Mientras caminaba por el túnel me sentía cansado, agobiado por una carga en extremo pesada. Era como si los años se me hubieran venido encima, como si los errores cometidos me pasaran la cuenta al final de mis días.
Ya no era más el anciano de rizos plateados y caminos resquebrajados haciendo surcos en mi rostro, tendido en una cama de hospital con decenas de tubos conectados a mi cuerpo y rodeado por mis familiares, que lloraban sin consuelo como intuyendo lo inevitable.
Ahora era un viejo haciendo camino al andar por un túnel obscuro, no obstante, al final de este una luz amarillenta resplandecía como la estrella de Belén, cándida y pura me incitaba a seguir con mi peregrinar.
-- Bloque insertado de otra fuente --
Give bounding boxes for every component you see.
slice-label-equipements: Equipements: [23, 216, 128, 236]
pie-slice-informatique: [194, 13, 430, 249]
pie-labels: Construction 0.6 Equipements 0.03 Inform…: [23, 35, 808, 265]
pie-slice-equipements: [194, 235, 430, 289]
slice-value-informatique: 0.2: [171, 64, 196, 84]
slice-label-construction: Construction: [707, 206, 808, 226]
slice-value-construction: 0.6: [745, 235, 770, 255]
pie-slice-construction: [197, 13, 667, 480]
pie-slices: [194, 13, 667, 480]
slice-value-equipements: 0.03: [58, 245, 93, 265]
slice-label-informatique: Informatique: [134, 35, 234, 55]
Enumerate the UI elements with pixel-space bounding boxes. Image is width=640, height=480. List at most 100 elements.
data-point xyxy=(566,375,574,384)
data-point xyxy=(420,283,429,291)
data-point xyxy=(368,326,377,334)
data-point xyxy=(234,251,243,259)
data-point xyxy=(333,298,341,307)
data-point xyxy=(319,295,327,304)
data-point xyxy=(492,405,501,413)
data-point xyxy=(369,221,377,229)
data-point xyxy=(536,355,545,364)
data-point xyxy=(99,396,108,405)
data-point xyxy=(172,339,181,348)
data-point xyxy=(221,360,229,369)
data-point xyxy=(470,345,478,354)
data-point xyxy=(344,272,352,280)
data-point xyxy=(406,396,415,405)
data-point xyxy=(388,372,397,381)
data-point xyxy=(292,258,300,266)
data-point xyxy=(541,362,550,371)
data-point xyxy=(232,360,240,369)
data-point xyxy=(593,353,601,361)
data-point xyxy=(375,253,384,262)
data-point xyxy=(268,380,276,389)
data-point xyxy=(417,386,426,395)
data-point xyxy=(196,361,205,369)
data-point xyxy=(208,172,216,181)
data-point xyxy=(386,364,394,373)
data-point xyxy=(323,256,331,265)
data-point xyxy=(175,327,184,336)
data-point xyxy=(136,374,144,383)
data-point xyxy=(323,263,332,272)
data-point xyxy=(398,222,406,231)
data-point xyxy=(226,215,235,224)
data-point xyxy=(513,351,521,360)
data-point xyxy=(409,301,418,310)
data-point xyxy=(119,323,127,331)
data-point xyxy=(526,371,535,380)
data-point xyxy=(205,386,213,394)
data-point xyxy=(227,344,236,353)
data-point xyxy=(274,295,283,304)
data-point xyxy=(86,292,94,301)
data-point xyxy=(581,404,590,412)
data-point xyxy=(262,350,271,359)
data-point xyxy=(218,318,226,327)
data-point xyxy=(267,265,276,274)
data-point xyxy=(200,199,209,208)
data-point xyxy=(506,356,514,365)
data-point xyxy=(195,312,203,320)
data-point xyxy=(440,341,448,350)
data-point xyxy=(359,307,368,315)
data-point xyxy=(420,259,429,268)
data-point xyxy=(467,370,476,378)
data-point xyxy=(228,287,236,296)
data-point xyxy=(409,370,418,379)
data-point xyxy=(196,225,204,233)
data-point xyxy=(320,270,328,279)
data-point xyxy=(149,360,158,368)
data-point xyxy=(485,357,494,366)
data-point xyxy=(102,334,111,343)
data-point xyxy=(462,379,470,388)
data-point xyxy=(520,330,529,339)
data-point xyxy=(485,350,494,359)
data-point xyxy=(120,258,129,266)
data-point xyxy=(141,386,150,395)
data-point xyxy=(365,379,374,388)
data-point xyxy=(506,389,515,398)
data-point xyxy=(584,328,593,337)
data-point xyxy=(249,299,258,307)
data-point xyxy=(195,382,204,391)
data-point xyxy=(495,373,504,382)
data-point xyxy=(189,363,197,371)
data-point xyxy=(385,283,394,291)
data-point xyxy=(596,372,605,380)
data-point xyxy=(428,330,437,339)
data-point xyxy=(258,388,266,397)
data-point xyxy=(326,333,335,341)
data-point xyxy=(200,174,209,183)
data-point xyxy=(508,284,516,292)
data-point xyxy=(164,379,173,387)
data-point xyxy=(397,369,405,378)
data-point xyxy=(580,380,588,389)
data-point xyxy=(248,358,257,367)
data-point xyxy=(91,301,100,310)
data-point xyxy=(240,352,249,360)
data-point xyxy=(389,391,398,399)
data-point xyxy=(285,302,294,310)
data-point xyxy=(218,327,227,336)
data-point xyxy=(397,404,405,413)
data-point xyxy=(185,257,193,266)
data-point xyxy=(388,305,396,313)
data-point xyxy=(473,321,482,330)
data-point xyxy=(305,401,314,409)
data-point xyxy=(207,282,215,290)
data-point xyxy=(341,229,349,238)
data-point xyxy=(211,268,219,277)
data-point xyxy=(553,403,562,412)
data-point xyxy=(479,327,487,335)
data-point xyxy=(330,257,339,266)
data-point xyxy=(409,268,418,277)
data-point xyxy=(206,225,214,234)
Cosa extraña mientras avanzaba escuchaba unos quejidos lastimeros de una mujer, gritos ahogados que se mezclaban con el de una voz autoritaria que le decía palabras que no lograba entender.
Me preguntaba ¿Por qué venían a mí aquel concierto de voces desconocidas y no el llanto desconsolado de mis familiares? Con curiosidad, seguí caminando hasta que logré arribar a la luz. Durante unos segundos perdí noción de tiempo y espacio. El resplandor y yo éramos uno solo, me transfiguré ahora parecía otro ser. Vi a una mujer sosteniéndome por los hombros, acto seguido me entregó a un hombre que parecía ser un médico. No sabía porque pero solo atiné a llorar y llorar desconsoladamente, el doctor me dio unas palmadas y con radiante sonrisa me dejó en los brazos de una mujer, añadió- Está en perfectas condiciones, felicitaciones. La mujer trato de sonreír pero no pudo, estaba sudorosa, sin energías, aunque sus ojos irradiaban felicidad, dijo- Mi bebé, mi niño hermoso por fin estamos juntos.
Me acarició con ternura la frente. Quería hablar, decir algo, tenía muchas preguntas pero ninguna respuesta. Luego de unos minutos comprendí que mi anciano cuerpo había perecido, ahora era un ser diferente. Deje de derramar lágrimas y sonreí, no cabía duda que existía vida después de la muerte, el alma nunca moría solo cambiaba de huésped.